De l'autre côté, le pauvre Grégoire qui avait été ordonné prêtre sur la pression de son père et qui n'était pas très heureux de cela a été envoyé par Basile sans un petit évêché crotté à Sasimes où il devait se battre avec un hérétique Anthime de Tyane et il a été complètement désespéré. Cela a été le grand échec et il a considéré que Basile l'avait enfermé dans un guet-apens et il a quitté son évêché. Manque de chance, il revient à Naziance où son père vient de mourir et on lui redonne la charge d'évêque de Naziance. Absolument désespéré, il s'enfuit à nouveau dans la montagne et à ce moment-là, on ne sait pas trop pourquoi (sans doute qu'à Constantinople il y avait un évêque qui n'était pas très sûr qui venait de mourir) Grégoire ayant déjà une certaine réputation à la fois théologique et littéraire, est élu comme évêque de Constantinople. Ce sera alors un apostolat extrêmement réussi, mais dont il ne cessera jamais de se plaindre, parce qu'en réalité, je crois qu'il n'était pas fait pour être évêque. Ce pauvre Grégoire se bagarrera avec les Ariens de Constantinople et c'est là qu'il prononcera cinq très grands textes qui s'appellent les "Oraisons théologiques" et qui seront des piliers de la foi orthodoxe en plein cœur d'une crise hérétique extrêmement grave, la crise arienne. Il préside ensuite le concile de Constantinople, ce qui lui portera malheur car il proposait des solutions pacifiques dont on n'a pas tenu compte, si bien que complètement dégoûté du métier d'évêque, il s'est retiré sur ses terres pour mener ce qu'il appelait la vie philosophique. Il n'a pas voulu revenir au monastère, mais il vivait seul sur sa propriété, il priait, composait des prières, il écrivait à ses amis. De temps en temps il intervenait dans des polémiques théologiques et il est mort après une dizaine d'années de retraite dans son pays.
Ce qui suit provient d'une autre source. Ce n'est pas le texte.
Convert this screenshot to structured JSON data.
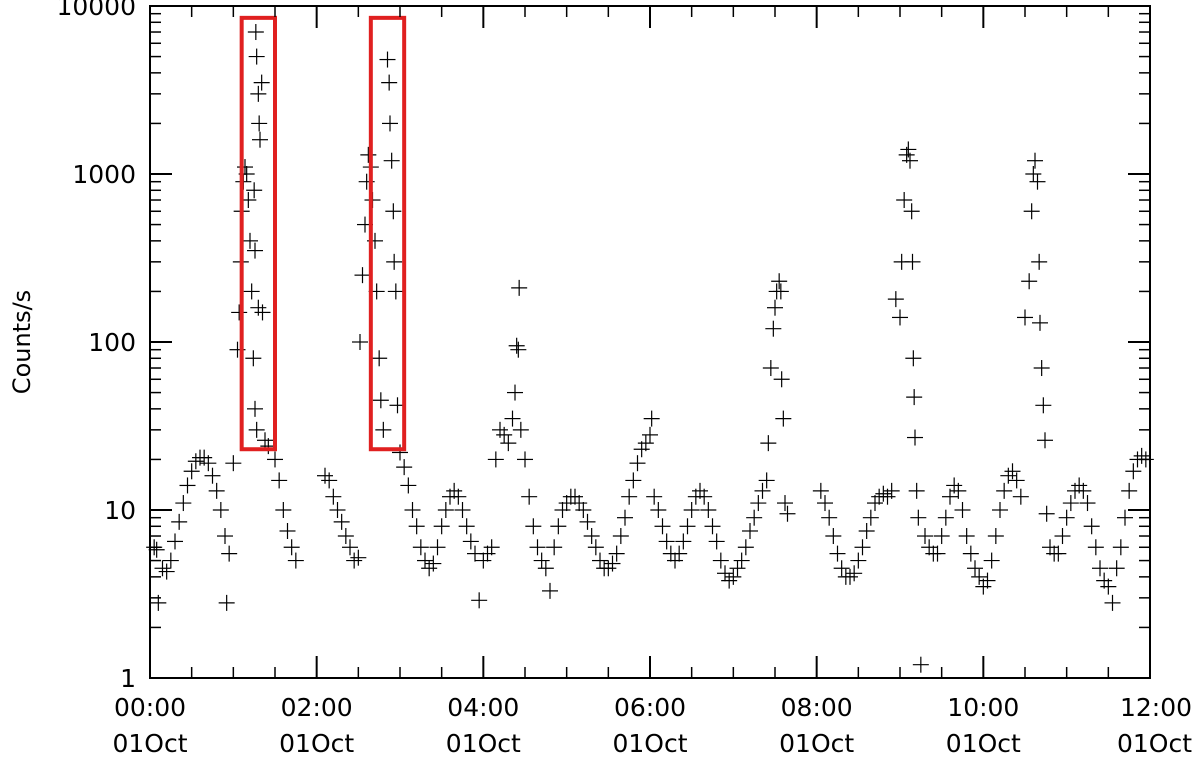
{
  "chart_data": {
    "type": "scatter",
    "marker": "plus",
    "title": "",
    "xlabel": "",
    "ylabel": "Counts/s",
    "yscale": "log",
    "ylim": [
      1,
      10000
    ],
    "xlim": [
      "2000-10-01T00:00",
      "2000-10-01T12:00"
    ],
    "x_units": "hours",
    "y_ticks": [
      {
        "value": 1,
        "label": "1"
      },
      {
        "value": 10,
        "label": "10"
      },
      {
        "value": 100,
        "label": "100"
      },
      {
        "value": 1000,
        "label": "1000"
      },
      {
        "value": 10000,
        "label": "10000"
      }
    ],
    "x_ticks": [
      {
        "value": 0,
        "time": "00:00",
        "date": "01Oct"
      },
      {
        "value": 2,
        "time": "02:00",
        "date": "01Oct"
      },
      {
        "value": 4,
        "time": "04:00",
        "date": "01Oct"
      },
      {
        "value": 6,
        "time": "06:00",
        "date": "01Oct"
      },
      {
        "value": 8,
        "time": "08:00",
        "date": "01Oct"
      },
      {
        "value": 10,
        "time": "10:00",
        "date": "01Oct"
      },
      {
        "value": 12,
        "time": "12:00",
        "date": "01Oct"
      }
    ],
    "highlight_boxes": [
      {
        "x": [
          1.1,
          1.5
        ],
        "y": [
          23,
          8500
        ],
        "color": "#e02020"
      },
      {
        "x": [
          2.65,
          3.05
        ],
        "y": [
          23,
          8500
        ],
        "color": "#e02020"
      }
    ],
    "background_series": {
      "amplitude_log10": 0.31,
      "center_log10": 0.95,
      "period_hours": 1.5,
      "phase_hours": 0.6
    },
    "series": [
      {
        "points": [
          [
            0.05,
            6.0
          ],
          [
            0.08,
            5.8
          ],
          [
            0.1,
            2.8
          ],
          [
            0.15,
            4.5
          ],
          [
            0.2,
            4.3
          ],
          [
            0.25,
            5.0
          ],
          [
            0.3,
            6.5
          ],
          [
            0.35,
            8.5
          ],
          [
            0.4,
            11.0
          ],
          [
            0.45,
            14.0
          ],
          [
            0.5,
            17.0
          ],
          [
            0.55,
            19.5
          ],
          [
            0.6,
            20.5
          ],
          [
            0.65,
            20.5
          ],
          [
            0.7,
            19.0
          ],
          [
            0.75,
            16.0
          ],
          [
            0.8,
            13.0
          ],
          [
            0.85,
            10.0
          ],
          [
            0.9,
            7.0
          ],
          [
            0.95,
            5.5
          ],
          [
            0.92,
            2.8
          ],
          [
            1.0,
            19.0
          ],
          [
            1.05,
            90
          ],
          [
            1.07,
            150
          ],
          [
            1.09,
            300
          ],
          [
            1.1,
            600
          ],
          [
            1.12,
            900
          ],
          [
            1.14,
            1100
          ],
          [
            1.16,
            1000
          ],
          [
            1.18,
            700
          ],
          [
            1.2,
            400
          ],
          [
            1.22,
            200
          ],
          [
            1.24,
            80
          ],
          [
            1.26,
            40
          ],
          [
            1.28,
            30
          ],
          [
            1.27,
            7000
          ],
          [
            1.28,
            5000
          ],
          [
            1.3,
            3000
          ],
          [
            1.31,
            2000
          ],
          [
            1.32,
            1600
          ],
          [
            1.34,
            3500
          ],
          [
            1.25,
            800
          ],
          [
            1.26,
            350
          ],
          [
            1.3,
            160
          ],
          [
            1.35,
            150
          ],
          [
            1.38,
            26
          ],
          [
            1.42,
            24
          ],
          [
            1.5,
            20
          ],
          [
            1.55,
            15
          ],
          [
            1.6,
            10
          ],
          [
            1.65,
            7.5
          ],
          [
            1.7,
            6.0
          ],
          [
            1.75,
            5.0
          ],
          [
            2.1,
            16
          ],
          [
            2.15,
            15
          ],
          [
            2.2,
            12
          ],
          [
            2.25,
            10
          ],
          [
            2.3,
            8.5
          ],
          [
            2.35,
            7.0
          ],
          [
            2.4,
            6.0
          ],
          [
            2.45,
            5.0
          ],
          [
            2.5,
            5.2
          ],
          [
            2.52,
            100
          ],
          [
            2.55,
            250
          ],
          [
            2.58,
            500
          ],
          [
            2.6,
            900
          ],
          [
            2.62,
            1300
          ],
          [
            2.65,
            1100
          ],
          [
            2.67,
            700
          ],
          [
            2.7,
            400
          ],
          [
            2.72,
            200
          ],
          [
            2.75,
            80
          ],
          [
            2.77,
            45
          ],
          [
            2.8,
            30
          ],
          [
            2.85,
            4800
          ],
          [
            2.87,
            3500
          ],
          [
            2.88,
            2000
          ],
          [
            2.9,
            1200
          ],
          [
            2.92,
            600
          ],
          [
            2.93,
            300
          ],
          [
            2.95,
            200
          ],
          [
            2.97,
            42
          ],
          [
            3.0,
            22
          ],
          [
            3.05,
            18
          ],
          [
            3.1,
            14
          ],
          [
            3.15,
            10
          ],
          [
            3.2,
            8
          ],
          [
            3.25,
            6
          ],
          [
            3.3,
            5
          ],
          [
            3.35,
            4.5
          ],
          [
            3.4,
            4.8
          ],
          [
            3.45,
            6
          ],
          [
            3.5,
            8
          ],
          [
            3.55,
            10
          ],
          [
            3.6,
            12
          ],
          [
            3.65,
            13
          ],
          [
            3.7,
            12
          ],
          [
            3.75,
            10
          ],
          [
            3.8,
            8
          ],
          [
            3.85,
            6.5
          ],
          [
            3.9,
            5.5
          ],
          [
            3.95,
            2.9
          ],
          [
            4.0,
            5.0
          ],
          [
            4.05,
            5.5
          ],
          [
            4.1,
            6.0
          ],
          [
            4.15,
            20
          ],
          [
            4.2,
            30
          ],
          [
            4.25,
            28
          ],
          [
            4.3,
            25
          ],
          [
            4.35,
            35
          ],
          [
            4.38,
            50
          ],
          [
            4.4,
            95
          ],
          [
            4.42,
            90
          ],
          [
            4.43,
            210
          ],
          [
            4.45,
            30
          ],
          [
            4.5,
            20
          ],
          [
            4.55,
            12
          ],
          [
            4.6,
            8
          ],
          [
            4.65,
            6
          ],
          [
            4.7,
            5
          ],
          [
            4.75,
            4.5
          ],
          [
            4.8,
            3.3
          ],
          [
            4.85,
            6
          ],
          [
            4.9,
            8
          ],
          [
            4.95,
            10
          ],
          [
            5.0,
            11
          ],
          [
            5.05,
            12
          ],
          [
            5.1,
            12
          ],
          [
            5.15,
            11
          ],
          [
            5.2,
            10
          ],
          [
            5.25,
            8.5
          ],
          [
            5.3,
            7
          ],
          [
            5.35,
            6
          ],
          [
            5.4,
            5
          ],
          [
            5.45,
            4.5
          ],
          [
            5.5,
            4.5
          ],
          [
            5.55,
            4.8
          ],
          [
            5.6,
            5.5
          ],
          [
            5.65,
            7
          ],
          [
            5.7,
            9
          ],
          [
            5.75,
            12
          ],
          [
            5.8,
            15
          ],
          [
            5.85,
            19
          ],
          [
            5.9,
            23
          ],
          [
            5.95,
            25
          ],
          [
            6.0,
            28
          ],
          [
            6.02,
            35
          ],
          [
            6.05,
            12
          ],
          [
            6.1,
            10
          ],
          [
            6.15,
            8
          ],
          [
            6.2,
            6.5
          ],
          [
            6.25,
            5.5
          ],
          [
            6.3,
            5
          ],
          [
            6.35,
            5.5
          ],
          [
            6.4,
            6.5
          ],
          [
            6.45,
            8
          ],
          [
            6.5,
            10
          ],
          [
            6.55,
            12
          ],
          [
            6.6,
            13
          ],
          [
            6.65,
            12
          ],
          [
            6.7,
            10
          ],
          [
            6.75,
            8
          ],
          [
            6.8,
            6.5
          ],
          [
            6.85,
            5
          ],
          [
            6.9,
            4.2
          ],
          [
            6.95,
            3.8
          ],
          [
            7.0,
            4.0
          ],
          [
            7.05,
            4.5
          ],
          [
            7.1,
            5
          ],
          [
            7.15,
            6
          ],
          [
            7.2,
            7.5
          ],
          [
            7.25,
            9
          ],
          [
            7.3,
            11
          ],
          [
            7.35,
            13
          ],
          [
            7.4,
            15
          ],
          [
            7.42,
            25
          ],
          [
            7.45,
            70
          ],
          [
            7.48,
            120
          ],
          [
            7.5,
            160
          ],
          [
            7.52,
            200
          ],
          [
            7.55,
            230
          ],
          [
            7.57,
            200
          ],
          [
            7.58,
            60
          ],
          [
            7.6,
            35
          ],
          [
            7.62,
            11
          ],
          [
            7.65,
            9.5
          ],
          [
            8.05,
            13
          ],
          [
            8.1,
            11
          ],
          [
            8.15,
            9
          ],
          [
            8.2,
            7
          ],
          [
            8.25,
            5.5
          ],
          [
            8.3,
            4.5
          ],
          [
            8.35,
            4
          ],
          [
            8.4,
            4
          ],
          [
            8.45,
            4.2
          ],
          [
            8.5,
            5
          ],
          [
            8.55,
            6
          ],
          [
            8.6,
            7.5
          ],
          [
            8.65,
            9
          ],
          [
            8.7,
            11
          ],
          [
            8.75,
            12
          ],
          [
            8.8,
            12.5
          ],
          [
            8.85,
            12
          ],
          [
            8.9,
            13
          ],
          [
            8.95,
            180
          ],
          [
            9.0,
            140
          ],
          [
            9.02,
            300
          ],
          [
            9.05,
            700
          ],
          [
            9.08,
            1300
          ],
          [
            9.1,
            1400
          ],
          [
            9.12,
            1200
          ],
          [
            9.14,
            600
          ],
          [
            9.15,
            300
          ],
          [
            9.16,
            80
          ],
          [
            9.17,
            47
          ],
          [
            9.18,
            27
          ],
          [
            9.2,
            13
          ],
          [
            9.22,
            9
          ],
          [
            9.25,
            1.2
          ],
          [
            9.3,
            7
          ],
          [
            9.35,
            6
          ],
          [
            9.4,
            5.5
          ],
          [
            9.45,
            5.5
          ],
          [
            9.5,
            7
          ],
          [
            9.55,
            9
          ],
          [
            9.6,
            12
          ],
          [
            9.65,
            14
          ],
          [
            9.7,
            13
          ],
          [
            9.75,
            10
          ],
          [
            9.8,
            7
          ],
          [
            9.85,
            5.5
          ],
          [
            9.9,
            4.5
          ],
          [
            9.95,
            4
          ],
          [
            10.0,
            3.5
          ],
          [
            10.05,
            3.8
          ],
          [
            10.1,
            5
          ],
          [
            10.15,
            7
          ],
          [
            10.2,
            10
          ],
          [
            10.25,
            13
          ],
          [
            10.3,
            16
          ],
          [
            10.35,
            17
          ],
          [
            10.4,
            15
          ],
          [
            10.45,
            12
          ],
          [
            10.5,
            140
          ],
          [
            10.55,
            230
          ],
          [
            10.58,
            600
          ],
          [
            10.6,
            1000
          ],
          [
            10.62,
            1200
          ],
          [
            10.65,
            900
          ],
          [
            10.67,
            300
          ],
          [
            10.68,
            130
          ],
          [
            10.7,
            70
          ],
          [
            10.72,
            42
          ],
          [
            10.74,
            26
          ],
          [
            10.76,
            9.5
          ],
          [
            10.8,
            6
          ],
          [
            10.85,
            5.5
          ],
          [
            10.9,
            5.5
          ],
          [
            10.95,
            7
          ],
          [
            11.0,
            9
          ],
          [
            11.05,
            11
          ],
          [
            11.1,
            13
          ],
          [
            11.15,
            14
          ],
          [
            11.2,
            13
          ],
          [
            11.25,
            11
          ],
          [
            11.3,
            8
          ],
          [
            11.35,
            6
          ],
          [
            11.4,
            4.5
          ],
          [
            11.45,
            3.8
          ],
          [
            11.5,
            3.5
          ],
          [
            11.55,
            2.8
          ],
          [
            11.6,
            4.5
          ],
          [
            11.65,
            6
          ],
          [
            11.7,
            9
          ],
          [
            11.75,
            13
          ],
          [
            11.8,
            17
          ],
          [
            11.85,
            20
          ],
          [
            11.9,
            21
          ],
          [
            11.95,
            20
          ]
        ]
      }
    ]
  }
}
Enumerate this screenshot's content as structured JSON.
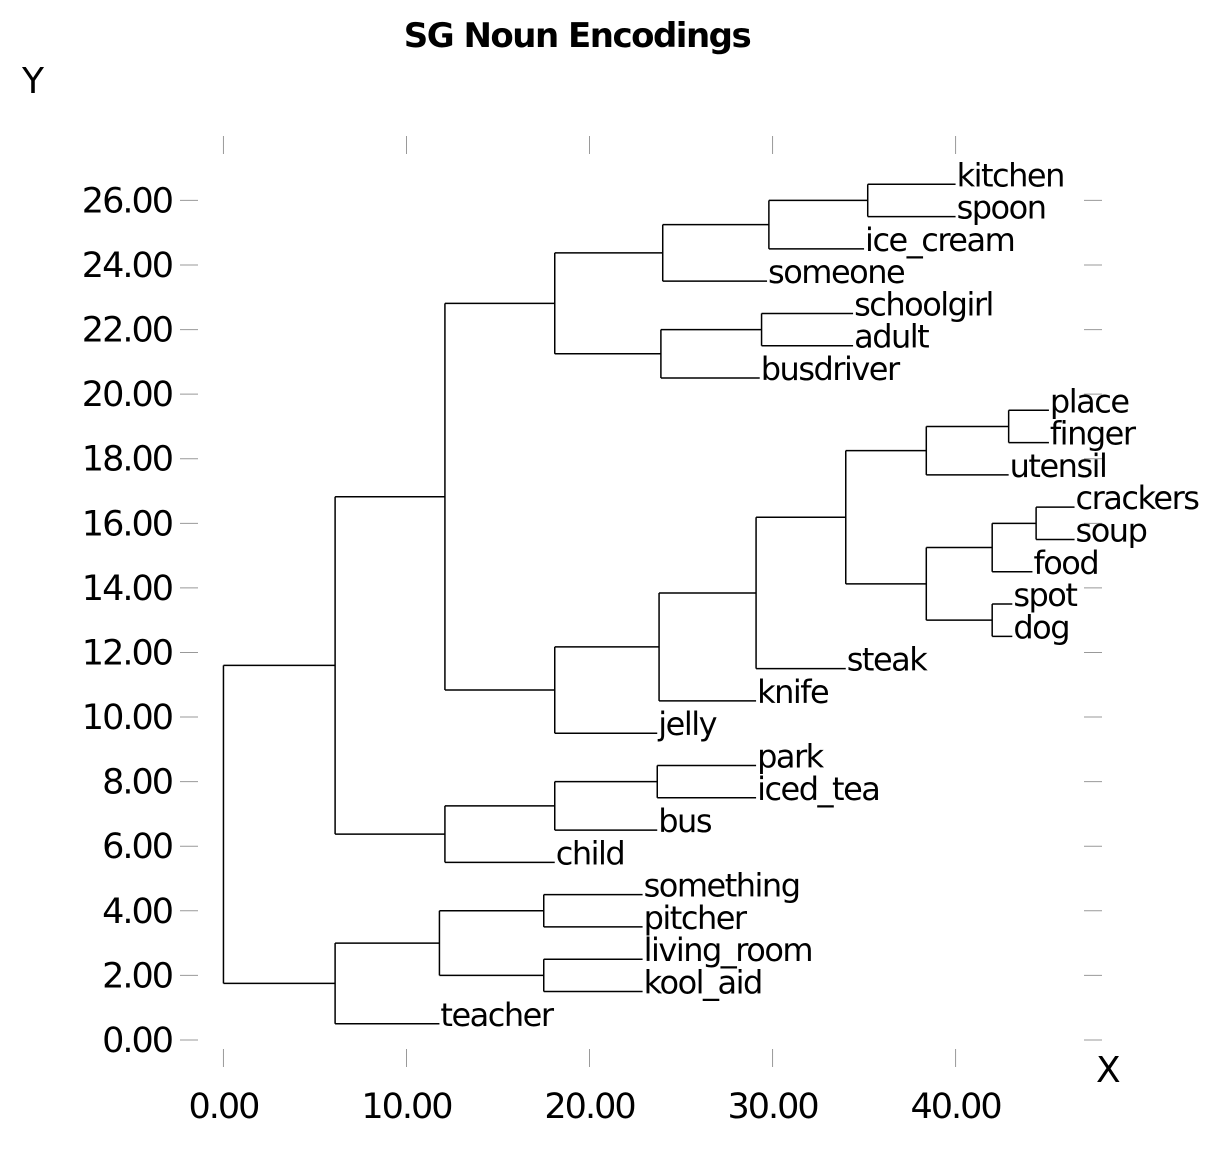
{
  "chart_data": {
    "type": "dendrogram",
    "title": "SG Noun Encodings",
    "xlabel": "X",
    "ylabel": "Y",
    "xlim": [
      -1.5,
      48
    ],
    "ylim": [
      -0.9,
      27.5
    ],
    "x_ticks": [
      "0.00",
      "10.00",
      "20.00",
      "30.00",
      "40.00"
    ],
    "x_tick_values": [
      0,
      10,
      20,
      30,
      40
    ],
    "y_ticks": [
      "0.00",
      "2.00",
      "4.00",
      "6.00",
      "8.00",
      "10.00",
      "12.00",
      "14.00",
      "16.00",
      "18.00",
      "20.00",
      "22.00",
      "24.00",
      "26.00"
    ],
    "y_tick_values": [
      0,
      2,
      4,
      6,
      8,
      10,
      12,
      14,
      16,
      18,
      20,
      22,
      24,
      26
    ],
    "leaves": [
      {
        "label": "kitchen",
        "x": 40.0,
        "y": 26.5
      },
      {
        "label": "spoon",
        "x": 40.0,
        "y": 25.5
      },
      {
        "label": "ice_cream",
        "x": 35.0,
        "y": 24.5
      },
      {
        "label": "someone",
        "x": 29.7,
        "y": 23.5
      },
      {
        "label": "schoolgirl",
        "x": 34.4,
        "y": 22.5
      },
      {
        "label": "adult",
        "x": 34.4,
        "y": 21.5
      },
      {
        "label": "busdriver",
        "x": 29.3,
        "y": 20.5
      },
      {
        "label": "place",
        "x": 45.1,
        "y": 19.5
      },
      {
        "label": "finger",
        "x": 45.1,
        "y": 18.5
      },
      {
        "label": "utensil",
        "x": 42.9,
        "y": 17.5
      },
      {
        "label": "crackers",
        "x": 46.5,
        "y": 16.5
      },
      {
        "label": "soup",
        "x": 46.5,
        "y": 15.5
      },
      {
        "label": "food",
        "x": 44.2,
        "y": 14.5
      },
      {
        "label": "spot",
        "x": 43.1,
        "y": 13.5
      },
      {
        "label": "dog",
        "x": 43.1,
        "y": 12.5
      },
      {
        "label": "steak",
        "x": 34.0,
        "y": 11.5
      },
      {
        "label": "knife",
        "x": 29.1,
        "y": 10.5
      },
      {
        "label": "jelly",
        "x": 23.7,
        "y": 9.5
      },
      {
        "label": "park",
        "x": 29.1,
        "y": 8.5
      },
      {
        "label": "iced_tea",
        "x": 29.1,
        "y": 7.5
      },
      {
        "label": "bus",
        "x": 23.7,
        "y": 6.5
      },
      {
        "label": "child",
        "x": 18.1,
        "y": 5.5
      },
      {
        "label": "something",
        "x": 22.9,
        "y": 4.5
      },
      {
        "label": "pitcher",
        "x": 22.9,
        "y": 3.5
      },
      {
        "label": "living_room",
        "x": 22.9,
        "y": 2.5
      },
      {
        "label": "kool_aid",
        "x": 22.9,
        "y": 1.5
      },
      {
        "label": "teacher",
        "x": 11.8,
        "y": 0.5
      }
    ],
    "merges": [
      {
        "x": 35.2,
        "children": [
          0,
          1
        ]
      },
      {
        "x": 29.8,
        "children": [
          27,
          2
        ]
      },
      {
        "x": 24.0,
        "children": [
          28,
          3
        ]
      },
      {
        "x": 29.4,
        "children": [
          4,
          5
        ]
      },
      {
        "x": 23.9,
        "children": [
          30,
          6
        ]
      },
      {
        "x": 18.1,
        "children": [
          29,
          31
        ]
      },
      {
        "x": 42.9,
        "children": [
          7,
          8
        ]
      },
      {
        "x": 38.4,
        "children": [
          33,
          9
        ]
      },
      {
        "x": 44.4,
        "children": [
          10,
          11
        ]
      },
      {
        "x": 42.0,
        "children": [
          35,
          12
        ]
      },
      {
        "x": 42.0,
        "children": [
          13,
          14
        ]
      },
      {
        "x": 38.4,
        "children": [
          36,
          37
        ]
      },
      {
        "x": 34.0,
        "children": [
          34,
          38
        ]
      },
      {
        "x": 29.1,
        "children": [
          39,
          15
        ]
      },
      {
        "x": 23.8,
        "children": [
          40,
          16
        ]
      },
      {
        "x": 18.1,
        "children": [
          41,
          17
        ]
      },
      {
        "x": 12.1,
        "children": [
          32,
          42
        ]
      },
      {
        "x": 23.7,
        "children": [
          18,
          19
        ]
      },
      {
        "x": 18.1,
        "children": [
          44,
          20
        ]
      },
      {
        "x": 12.1,
        "children": [
          45,
          21
        ]
      },
      {
        "x": 6.1,
        "children": [
          43,
          46
        ]
      },
      {
        "x": 17.5,
        "children": [
          22,
          23
        ]
      },
      {
        "x": 17.5,
        "children": [
          24,
          25
        ]
      },
      {
        "x": 11.8,
        "children": [
          48,
          49
        ]
      },
      {
        "x": 6.1,
        "children": [
          50,
          26
        ]
      },
      {
        "x": 0.0,
        "children": [
          47,
          51
        ]
      }
    ],
    "root_stem": {
      "x": 0.0,
      "y": 6.6
    },
    "grid": false,
    "legend": "none"
  }
}
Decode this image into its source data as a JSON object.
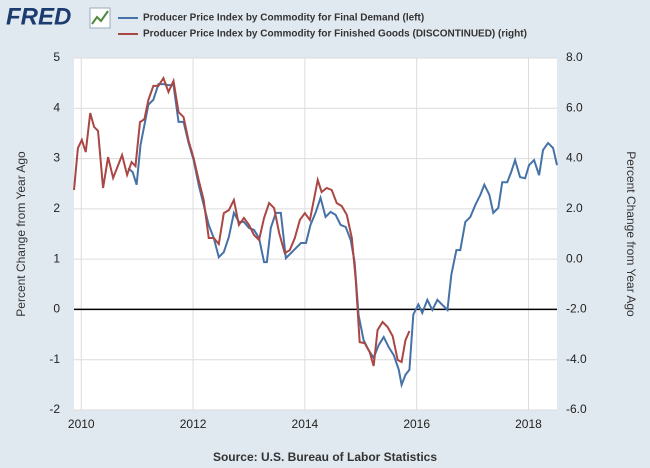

Nous prierons le Seigneur par l'intercession de ces grands évêques qui ont puisé leur pensée dans leur œuvre de pasteur. Je crois que c'est une chose très belle dans la vie de Grégoire et de Basile. Ce sont des évêques qui n'avaient pas besoin d'experts. Ils étaient suffisamment profonds, ils avaient une expérience spirituelle très grande, une vitalité intellectuelle très forte et ils pouvaient penser par eux-mêmes, à partir d'une véritable expérience et du souci du peuple de Dieu. C'est pourquoi ce qu'ils ont écrit est à la fois très grand du point de vue de la foi exprimée et aussi très riche parce qu'ils avaient toujours le souci immédiat d'enseigner la foi en tant qu'évêque et pasteur du troupeau. Nous prierons pour l'Église d'aujourd'hui afin qu'elle ait de très bons pasteurs comme Basile et Grégoire, il y en a certes, mais qu'il y en ait toujours davantage, et que, à travers leur foi, à travers leur combat pour la fidélité à l'évangile, nous découvrions nous-mêmes toute la profondeur du mystère qui a transformé leur vie.